When Russian Circles puts out new music, you listen. Their newest release, Memorial, is no exception. Russian Circles are certainly known for their powerful chugging post-metal riffs, and those are found throughout the album, but in addition, more quiet and tamed down sections are in abundance. This back and forth between quiet and heavy parts creates an intriguing listening experience that’s always keeping you wondering where it will take you next.
“Memoriam,” the first track on Memorial, provides a beautiful intro point to the album, with an abundant use of strings and ambiance, as well as a haunting acoustic guitar riff that plays throughout the song. As “Memoriam” fades out, “Deficit” immediately greets us with an immensely loud riff, polar opposite of the previous track. “Deficit” chugs along with the heavy and distorted bass line pairing with drummer Dave Turncrantz’s absolutely thunderous drum kit, all the while soaring tremolo guitar riffs give the song a high end to pair with the doom of everything else.

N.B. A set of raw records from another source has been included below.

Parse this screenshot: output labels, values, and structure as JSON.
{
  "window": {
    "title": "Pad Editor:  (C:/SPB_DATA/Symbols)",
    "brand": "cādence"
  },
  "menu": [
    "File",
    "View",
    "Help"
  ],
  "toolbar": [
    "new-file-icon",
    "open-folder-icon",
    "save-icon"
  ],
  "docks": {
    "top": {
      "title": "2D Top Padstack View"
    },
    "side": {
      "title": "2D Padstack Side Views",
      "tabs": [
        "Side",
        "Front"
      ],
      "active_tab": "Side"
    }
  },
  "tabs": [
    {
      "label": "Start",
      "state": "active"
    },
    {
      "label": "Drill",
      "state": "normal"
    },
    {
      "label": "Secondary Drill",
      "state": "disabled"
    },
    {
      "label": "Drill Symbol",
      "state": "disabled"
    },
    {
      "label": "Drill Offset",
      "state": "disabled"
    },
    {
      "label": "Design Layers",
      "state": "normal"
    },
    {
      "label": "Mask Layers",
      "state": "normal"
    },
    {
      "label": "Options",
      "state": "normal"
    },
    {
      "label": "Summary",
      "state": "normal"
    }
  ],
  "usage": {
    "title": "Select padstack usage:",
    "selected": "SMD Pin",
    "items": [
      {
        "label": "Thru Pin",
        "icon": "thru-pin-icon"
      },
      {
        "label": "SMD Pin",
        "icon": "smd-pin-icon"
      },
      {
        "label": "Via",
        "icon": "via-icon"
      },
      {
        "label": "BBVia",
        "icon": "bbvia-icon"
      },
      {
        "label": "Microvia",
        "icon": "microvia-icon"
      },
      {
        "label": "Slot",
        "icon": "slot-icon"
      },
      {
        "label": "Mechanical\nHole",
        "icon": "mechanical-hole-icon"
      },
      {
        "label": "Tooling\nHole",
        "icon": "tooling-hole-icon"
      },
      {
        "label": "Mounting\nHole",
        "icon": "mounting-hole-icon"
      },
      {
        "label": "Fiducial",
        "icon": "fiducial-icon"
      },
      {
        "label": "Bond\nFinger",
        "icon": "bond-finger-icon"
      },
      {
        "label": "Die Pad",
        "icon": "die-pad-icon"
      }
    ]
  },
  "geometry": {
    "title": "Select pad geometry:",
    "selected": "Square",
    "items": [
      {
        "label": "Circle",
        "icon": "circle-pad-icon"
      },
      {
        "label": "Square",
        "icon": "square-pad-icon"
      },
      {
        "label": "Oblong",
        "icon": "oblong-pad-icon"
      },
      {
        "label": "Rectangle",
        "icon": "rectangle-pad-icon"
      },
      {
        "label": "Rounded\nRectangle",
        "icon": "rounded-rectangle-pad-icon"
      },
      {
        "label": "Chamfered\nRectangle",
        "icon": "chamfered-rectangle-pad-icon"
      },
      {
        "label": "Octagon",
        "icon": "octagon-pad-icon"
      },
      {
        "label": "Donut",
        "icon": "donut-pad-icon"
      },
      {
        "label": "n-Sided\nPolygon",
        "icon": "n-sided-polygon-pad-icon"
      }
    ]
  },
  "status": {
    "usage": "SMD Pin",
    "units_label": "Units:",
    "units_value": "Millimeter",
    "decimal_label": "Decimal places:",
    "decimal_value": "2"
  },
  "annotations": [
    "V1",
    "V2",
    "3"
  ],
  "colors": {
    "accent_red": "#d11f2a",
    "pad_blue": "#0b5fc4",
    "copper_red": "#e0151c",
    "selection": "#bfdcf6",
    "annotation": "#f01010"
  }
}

“1777” begins on the more mild side, and eventually builds up into a booming wall-of-sound reminiscent of what I imagine the end of the world would sound like. Memorial kind of continues this polarizing theme of loud and soft, as the next track, “Cheyenne,” brings back another acoustic guitar and builds ever so slightly over it’s roughly four and a half minutes. We then get dealt another crushing blow, as the next track, “Burial,” turns out one of the doom-iest sounding Russian Circle’s track to date.
“Ethel” provides us with less of the heavy side, dropping the metal out a bit and creating a song that comes through as a straightforward post-rock track, with several builds and a final release of that post-rock catharsis near the end of the track. The band then choses to crush us yet again with the next track, “Lebaron.” Pounding drums and bass that could probably give you heart problems if listened to at a high enough volume send this track into the closing song on the album.
“Memorial,” the title and final track, features vocals from a fellow Sargent House artist Chelsea Wolfe. These two artists blend perfectly together as the band provides a rework of the opening track, while Chelsea Wolfe’s vocals are muddled in reverb and delay, creating a lovely soundscape that closes out the album.
Russian Circles are a band that continues to break free from the stereotypical style of chugging post-metal, offering differences that are not often heard from other bands in the same field. With that being said, I do however offer up one piece of stereotypical advice, listen to this LOUD.